QuantVSR: Low-Bit Post-Training Quantization for Real-World Video Super-Resolution¶

Conference: AAAI 2026 arXiv: 2508.04485 Code: https://github.com/bowenchai/QuantVSR Area: Image Generation Keywords: Video Super-Resolution, Low-Bit Quantization, Post-Training Quantization, Diffusion Model Compression, Spatiotemporal Complexity

TL;DR¶

This paper proposes QuantVSR, the first low-bit (4/6-bit) post-training quantization framework for diffusion-based video super-resolution (VSR). It introduces a Spatiotemporal Complexity-Aware (STCA) mechanism for layer-adaptive rank allocation and a Learnable Bias Alignment (LBA) module to mitigate quantization bias. Under the 4-bit setting, QuantVSR achieves 84.39% parameter compression and 82.56% computation reduction while maintaining performance comparable to the full-precision model.

Background & Motivation¶

State of the Field¶

Video super-resolution (VSR) aims to recover high-resolution details from low-resolution video. Diffusion-based VSR methods (e.g., MGLD-VSR) leverage strong generative priors to achieve significant visual quality improvements in real-world scenarios, far surpassing GAN-based approaches. However, diffusion model inference is extremely slow and resource-intensive, which severely limits deployment on edge devices.

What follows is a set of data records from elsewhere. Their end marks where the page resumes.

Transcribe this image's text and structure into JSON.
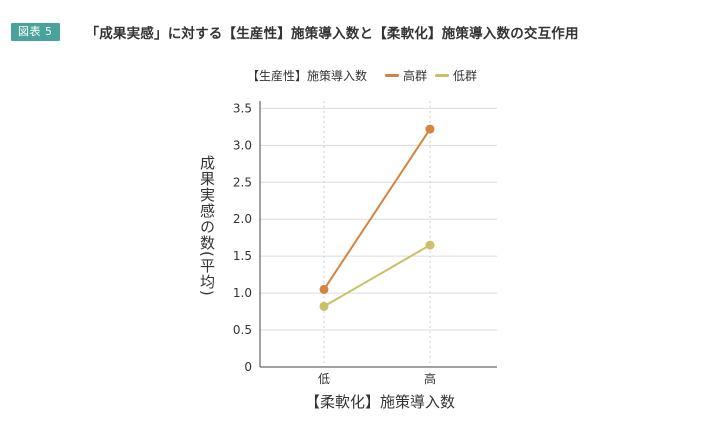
{
  "figure": {
    "badge": "図表 5",
    "title": "「成果実感」に対する【生産性】施策導入数と【柔軟化】施策導入数の交互作用"
  },
  "chart_data": {
    "type": "line",
    "legend_title": "【生産性】施策導入数",
    "categories": [
      "低",
      "高"
    ],
    "series": [
      {
        "name": "高群",
        "values": [
          1.05,
          3.22
        ],
        "color": "#d4843f"
      },
      {
        "name": "低群",
        "values": [
          0.82,
          1.65
        ],
        "color": "#c9c06a"
      }
    ],
    "xlabel": "【柔軟化】施策導入数",
    "ylabel": "成果実感の数(平均)",
    "ylim": [
      0,
      3.6
    ],
    "yticks": [
      "0",
      "0.5",
      "1.0",
      "1.5",
      "2.0",
      "2.5",
      "3.0",
      "3.5"
    ],
    "grid": true,
    "legend_position": "top"
  }
}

Limitations of Prior Work¶

Quantization is an effective model compression technique and has made progress in image/video generation (SVDQuant, ViDiT-Q) and image restoration (PassionSR). However, applying quantization to VSR models presents two unique challenges:

Loss of Temporal Consistency: Model quantization introduces inconsistent errors across frames, disrupting the temporal coherence of generated videos.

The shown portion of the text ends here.